Fix cardinality of special linear group

[RuchitJagodara]

• Fixed infinite recursion of the cardinality and order functions
• Improved pycodestyle
• Add more doctests to cover all cases

This patch fixes #36876 and fixes #35490. In this PR, I have implemented a method to fix the
answer given by cardinality function for finite special linear groups
(before it was going into infinite recursion). This also fixes the answer given by is_finite()
function for finite special linear groups.

📝 Checklist

• The title is concise, informative, and self-explanatory.
• The description explains in detail what this PR is about.
• I have linked a relevant issue or discussion.
• I have created tests covering the changes.

⌛ Dependencies

None

[RuchitJagodara]

@dimpase, @jukkakohonen and @videlec can you please review this PR ?

[mantepse]

Have you located the reason for the infinite recursion?

[RuchitJagodara]

Yes, the is_finite() function is calling this cardinality function, and it seems that it is calling the order function (Considering that other classes have their own order function). I didn't find any special function that calculates the cardinality of these special linear groups. So, maybe it is not implemented yet, so it is calling the order function of some class from which it is derived, but that function is calling back this cardinality function.

[dimpase]

Orders of special linear groups over fields are known, you can just implement formulae.

Less sure for more general cases

[RuchitJagodara]

Orders of special linear groups over fields are known, you can just implement formulae.

I checked and found that order function is implemented only for gap-based groups and there is only one function available for other groups which is going in infinite recursion. Here below is a example of a gap-based special linear group which is working perfect.

sage: F = FiniteField(3)
sage: SL(2,F).order()
24

But when it comes to other groups which are not gap-based then it is going in infinite recursion like below

sage: q = 7
....: FqT.<T> = GF(q)[]
....: N = T^2+1
....: FqTN = QuotientRing(FqT, N*FqT)
....: S = SL(2,FqTN)
....: S.order()
---------------------------------------------------------------------------
RecursionError                            Traceback (most recent call last)
...

This is happening because in below code it is first trying to make an object of LinearMatrixGroup_gap but if it fails then it is simply making an object of LinearMatrixGroup_generic and that class does not have properties of gap and because of that it is not able to calculate order/cardinality of the gorup.

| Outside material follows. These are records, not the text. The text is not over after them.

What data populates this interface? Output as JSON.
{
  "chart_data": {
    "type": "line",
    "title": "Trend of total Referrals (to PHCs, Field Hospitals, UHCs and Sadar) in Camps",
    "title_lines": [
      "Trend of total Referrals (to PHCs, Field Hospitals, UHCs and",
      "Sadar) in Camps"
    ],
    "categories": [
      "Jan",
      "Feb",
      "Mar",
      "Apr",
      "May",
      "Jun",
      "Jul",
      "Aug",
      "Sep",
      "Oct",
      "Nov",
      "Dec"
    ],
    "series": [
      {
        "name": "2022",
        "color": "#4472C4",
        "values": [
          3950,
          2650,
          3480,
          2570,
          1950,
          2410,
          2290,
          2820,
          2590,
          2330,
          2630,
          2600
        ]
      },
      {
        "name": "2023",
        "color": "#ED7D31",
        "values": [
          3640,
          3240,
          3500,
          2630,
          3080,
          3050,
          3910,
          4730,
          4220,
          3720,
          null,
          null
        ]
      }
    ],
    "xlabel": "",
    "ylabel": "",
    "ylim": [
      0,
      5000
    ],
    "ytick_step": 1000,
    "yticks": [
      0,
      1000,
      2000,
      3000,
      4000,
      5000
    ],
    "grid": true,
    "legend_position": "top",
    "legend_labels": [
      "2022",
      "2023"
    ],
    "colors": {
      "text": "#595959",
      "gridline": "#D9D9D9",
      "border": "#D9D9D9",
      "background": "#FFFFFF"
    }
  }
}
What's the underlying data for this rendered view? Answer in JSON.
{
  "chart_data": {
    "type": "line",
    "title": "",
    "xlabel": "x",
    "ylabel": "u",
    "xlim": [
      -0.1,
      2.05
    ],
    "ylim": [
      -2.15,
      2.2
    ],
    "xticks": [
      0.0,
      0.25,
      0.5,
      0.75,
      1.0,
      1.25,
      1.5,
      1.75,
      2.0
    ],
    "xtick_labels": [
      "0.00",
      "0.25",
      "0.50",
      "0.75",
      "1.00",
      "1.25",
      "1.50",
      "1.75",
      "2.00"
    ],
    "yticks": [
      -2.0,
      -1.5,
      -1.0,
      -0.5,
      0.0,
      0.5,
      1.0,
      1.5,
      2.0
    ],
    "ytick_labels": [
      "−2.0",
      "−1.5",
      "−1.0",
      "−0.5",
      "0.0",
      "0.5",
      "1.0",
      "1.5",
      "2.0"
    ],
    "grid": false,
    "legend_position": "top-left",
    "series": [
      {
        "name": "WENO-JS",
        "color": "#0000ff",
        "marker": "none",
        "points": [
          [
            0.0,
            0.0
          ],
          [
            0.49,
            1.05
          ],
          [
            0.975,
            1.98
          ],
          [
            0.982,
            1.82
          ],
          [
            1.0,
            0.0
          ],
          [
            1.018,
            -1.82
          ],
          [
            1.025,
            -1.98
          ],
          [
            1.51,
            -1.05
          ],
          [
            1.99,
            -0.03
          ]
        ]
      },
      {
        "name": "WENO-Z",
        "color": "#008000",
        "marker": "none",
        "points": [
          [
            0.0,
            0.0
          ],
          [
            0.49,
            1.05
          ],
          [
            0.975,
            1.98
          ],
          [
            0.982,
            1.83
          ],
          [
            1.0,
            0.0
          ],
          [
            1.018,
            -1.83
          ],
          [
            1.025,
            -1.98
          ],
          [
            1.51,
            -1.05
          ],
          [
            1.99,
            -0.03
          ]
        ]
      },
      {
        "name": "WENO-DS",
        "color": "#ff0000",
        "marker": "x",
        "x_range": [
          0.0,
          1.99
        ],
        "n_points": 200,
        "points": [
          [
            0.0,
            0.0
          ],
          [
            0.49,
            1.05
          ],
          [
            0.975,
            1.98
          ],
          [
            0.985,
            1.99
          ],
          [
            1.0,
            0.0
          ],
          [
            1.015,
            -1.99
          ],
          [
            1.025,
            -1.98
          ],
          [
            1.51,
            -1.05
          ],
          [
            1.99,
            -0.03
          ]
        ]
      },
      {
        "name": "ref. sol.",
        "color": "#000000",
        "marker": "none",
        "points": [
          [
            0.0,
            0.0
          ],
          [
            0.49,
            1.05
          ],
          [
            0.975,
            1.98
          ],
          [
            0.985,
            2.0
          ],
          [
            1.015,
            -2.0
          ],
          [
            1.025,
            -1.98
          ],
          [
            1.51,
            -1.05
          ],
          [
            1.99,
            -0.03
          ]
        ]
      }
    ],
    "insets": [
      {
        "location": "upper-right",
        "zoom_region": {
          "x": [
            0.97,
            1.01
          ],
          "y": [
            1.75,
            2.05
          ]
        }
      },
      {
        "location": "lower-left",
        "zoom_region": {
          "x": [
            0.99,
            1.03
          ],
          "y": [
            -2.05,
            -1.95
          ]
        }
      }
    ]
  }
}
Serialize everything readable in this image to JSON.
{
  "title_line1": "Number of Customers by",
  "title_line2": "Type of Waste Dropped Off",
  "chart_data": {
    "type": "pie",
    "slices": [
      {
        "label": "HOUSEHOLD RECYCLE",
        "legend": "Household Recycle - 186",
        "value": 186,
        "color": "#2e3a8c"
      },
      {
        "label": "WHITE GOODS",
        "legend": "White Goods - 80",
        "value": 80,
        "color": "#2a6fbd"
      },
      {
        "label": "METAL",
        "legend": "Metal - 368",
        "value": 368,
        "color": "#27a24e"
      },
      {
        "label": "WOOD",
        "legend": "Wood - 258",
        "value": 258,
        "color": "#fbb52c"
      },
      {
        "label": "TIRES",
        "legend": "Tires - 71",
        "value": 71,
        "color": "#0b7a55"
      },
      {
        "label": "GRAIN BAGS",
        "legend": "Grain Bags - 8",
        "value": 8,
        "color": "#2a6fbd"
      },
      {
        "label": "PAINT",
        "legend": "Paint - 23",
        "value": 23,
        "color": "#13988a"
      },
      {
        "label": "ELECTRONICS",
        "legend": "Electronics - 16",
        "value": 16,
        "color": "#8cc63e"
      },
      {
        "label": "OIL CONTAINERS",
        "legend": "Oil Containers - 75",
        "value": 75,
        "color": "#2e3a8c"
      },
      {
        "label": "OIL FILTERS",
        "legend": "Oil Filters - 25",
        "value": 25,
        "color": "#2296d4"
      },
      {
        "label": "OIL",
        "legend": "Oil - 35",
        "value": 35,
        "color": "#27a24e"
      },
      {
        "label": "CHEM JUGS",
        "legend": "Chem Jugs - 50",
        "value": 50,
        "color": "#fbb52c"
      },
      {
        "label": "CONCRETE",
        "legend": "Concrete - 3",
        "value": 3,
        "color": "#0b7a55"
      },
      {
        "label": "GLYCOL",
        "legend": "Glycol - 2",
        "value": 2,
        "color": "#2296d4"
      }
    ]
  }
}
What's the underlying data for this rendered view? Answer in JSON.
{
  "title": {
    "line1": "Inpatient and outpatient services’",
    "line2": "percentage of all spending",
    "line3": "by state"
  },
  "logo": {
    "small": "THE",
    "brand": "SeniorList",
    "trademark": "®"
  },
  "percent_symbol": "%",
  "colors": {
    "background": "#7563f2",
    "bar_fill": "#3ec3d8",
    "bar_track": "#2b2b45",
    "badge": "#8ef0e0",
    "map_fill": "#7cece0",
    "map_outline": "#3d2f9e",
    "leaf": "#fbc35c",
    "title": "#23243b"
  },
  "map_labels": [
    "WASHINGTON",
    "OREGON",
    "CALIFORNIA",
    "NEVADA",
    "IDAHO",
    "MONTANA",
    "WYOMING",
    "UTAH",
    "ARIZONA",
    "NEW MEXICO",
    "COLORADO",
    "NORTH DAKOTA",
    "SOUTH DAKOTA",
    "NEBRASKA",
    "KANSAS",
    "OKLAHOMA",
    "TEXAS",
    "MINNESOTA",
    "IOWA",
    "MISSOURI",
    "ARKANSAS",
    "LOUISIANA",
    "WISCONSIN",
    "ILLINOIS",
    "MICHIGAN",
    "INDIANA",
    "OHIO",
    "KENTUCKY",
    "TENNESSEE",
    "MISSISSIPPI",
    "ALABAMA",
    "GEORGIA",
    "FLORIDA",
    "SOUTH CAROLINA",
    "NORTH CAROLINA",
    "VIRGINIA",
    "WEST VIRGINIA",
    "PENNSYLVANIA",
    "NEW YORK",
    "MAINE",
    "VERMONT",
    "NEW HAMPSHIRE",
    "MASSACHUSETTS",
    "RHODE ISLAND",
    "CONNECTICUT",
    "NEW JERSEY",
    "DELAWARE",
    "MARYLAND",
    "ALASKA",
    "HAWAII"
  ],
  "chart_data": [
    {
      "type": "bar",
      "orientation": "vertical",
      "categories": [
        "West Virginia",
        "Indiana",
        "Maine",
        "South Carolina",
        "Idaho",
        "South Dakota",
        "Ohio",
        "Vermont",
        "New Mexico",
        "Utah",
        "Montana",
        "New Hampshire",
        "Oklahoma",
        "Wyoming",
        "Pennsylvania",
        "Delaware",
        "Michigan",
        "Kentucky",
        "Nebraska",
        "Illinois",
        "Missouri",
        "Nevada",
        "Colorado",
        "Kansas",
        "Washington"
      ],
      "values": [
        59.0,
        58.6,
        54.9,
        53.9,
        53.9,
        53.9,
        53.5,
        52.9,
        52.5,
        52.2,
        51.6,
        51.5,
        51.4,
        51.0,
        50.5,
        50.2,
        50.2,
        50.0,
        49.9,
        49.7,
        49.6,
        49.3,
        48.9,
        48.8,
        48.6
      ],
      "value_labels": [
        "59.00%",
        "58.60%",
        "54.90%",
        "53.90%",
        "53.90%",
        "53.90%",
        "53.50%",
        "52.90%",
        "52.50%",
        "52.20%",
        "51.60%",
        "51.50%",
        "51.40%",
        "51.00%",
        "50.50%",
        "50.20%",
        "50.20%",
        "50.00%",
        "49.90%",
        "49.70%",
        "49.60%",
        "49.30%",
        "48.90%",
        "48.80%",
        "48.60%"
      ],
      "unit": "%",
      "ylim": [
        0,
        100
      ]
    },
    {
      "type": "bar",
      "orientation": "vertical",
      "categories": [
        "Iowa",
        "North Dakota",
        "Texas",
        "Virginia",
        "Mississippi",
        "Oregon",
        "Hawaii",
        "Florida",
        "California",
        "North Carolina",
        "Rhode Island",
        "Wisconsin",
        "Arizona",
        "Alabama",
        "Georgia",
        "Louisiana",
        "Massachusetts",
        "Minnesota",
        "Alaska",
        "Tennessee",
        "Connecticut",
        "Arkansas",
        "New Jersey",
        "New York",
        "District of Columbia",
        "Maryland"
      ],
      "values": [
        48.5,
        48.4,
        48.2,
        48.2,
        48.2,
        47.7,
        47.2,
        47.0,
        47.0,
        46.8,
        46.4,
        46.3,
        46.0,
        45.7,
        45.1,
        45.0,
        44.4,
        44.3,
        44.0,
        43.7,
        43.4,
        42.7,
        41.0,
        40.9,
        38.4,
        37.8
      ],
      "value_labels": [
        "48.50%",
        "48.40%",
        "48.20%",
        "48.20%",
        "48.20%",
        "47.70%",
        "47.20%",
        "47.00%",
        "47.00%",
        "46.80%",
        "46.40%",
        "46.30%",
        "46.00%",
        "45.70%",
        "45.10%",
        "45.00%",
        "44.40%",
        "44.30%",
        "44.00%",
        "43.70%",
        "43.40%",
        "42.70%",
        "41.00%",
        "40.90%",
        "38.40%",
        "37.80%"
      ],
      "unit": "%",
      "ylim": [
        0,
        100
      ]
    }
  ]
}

sage/src/sage/groups/matrix_gps/linear.py

Lines 308 to 316 in 879ac37

	try:
	cmd = 'SL({0}, {1})'.format(degree, ring._gap_init_())
	return LinearMatrixGroup_gap(degree, ring, True, name, ltx, cmd,
	category=cat)
	except ValueError:
	pass
	return LinearMatrixGroup_generic(degree, ring, True, name, ltx,
	category=cat)

[mantepse]

But when it comes to other groups which are not gap-based then it is going in infinite recursion like below

sage: q = 7
....: FqT.<T> = GF(q)[]
....: N = T^2+1
....: FqTN = QuotientRing(FqT, N*FqT)
....: S = SL(2,FqTN)

Should we be able to iterate over such a group?

[dimpase]

There should be a special .order() method for SL. For finite fields $\mathbb{F}_q$ one has

$|SL(n,q)|={\frac{1}{q-1}} \Pi_{k=0}^{n-1} (q^n-q^k).$

Here FqTN is isomorphic to $\mathbb{F}_{49}$, so just use the forrmula, with $n=2$, $q=49$.

[RuchitJagodara]

I have implemented the order function for linear matrix groups. I discovered that GAP does not support linear matrix groups over the rational field (and some other fields), which was the main cause of the error. Consequently, I attempted to address this issue in GAP, but it proved to be very non-trivial. Therefore, I implemented the function in Sage. Additionally, I have another question: Why do we use functions from GAP when we can implement all of those functions from scratch in Sage as well? In this case, we would have the flexibility to construct functions according to our needs. I understand it may take considerable time, but we can proceed step by step. The same can be applied to Magma, which was also causing some errors, as can be found in the Discussion and in issue #36841.

[RuchitJagodara]

@dimpase and @mantepse, can you please review this pr...

[RuchitJagodara]

I have also included a documentation change in this pr only because it is a very small change. Is it okay ?

[github-actions]

Documentation preview for this PR (built with commit baa3b50; changes) is ready! 🎉

[mantepse]

Thank you!

[grhkm21]

This should be //.

[mantepse]

Possibly yes, but it doesn't look serious to me. Since this ticket is about to be merged, please open a new one!

[grhkm21]

Yes but also no, rational numbers behave weirdly, e.g. is_prime(7 / 1) is False. But I will open a new PR

[RuchitJagodara]

@grhkm21, have you made another PR for the changes you suggested? If not then, should I create a new PR for this?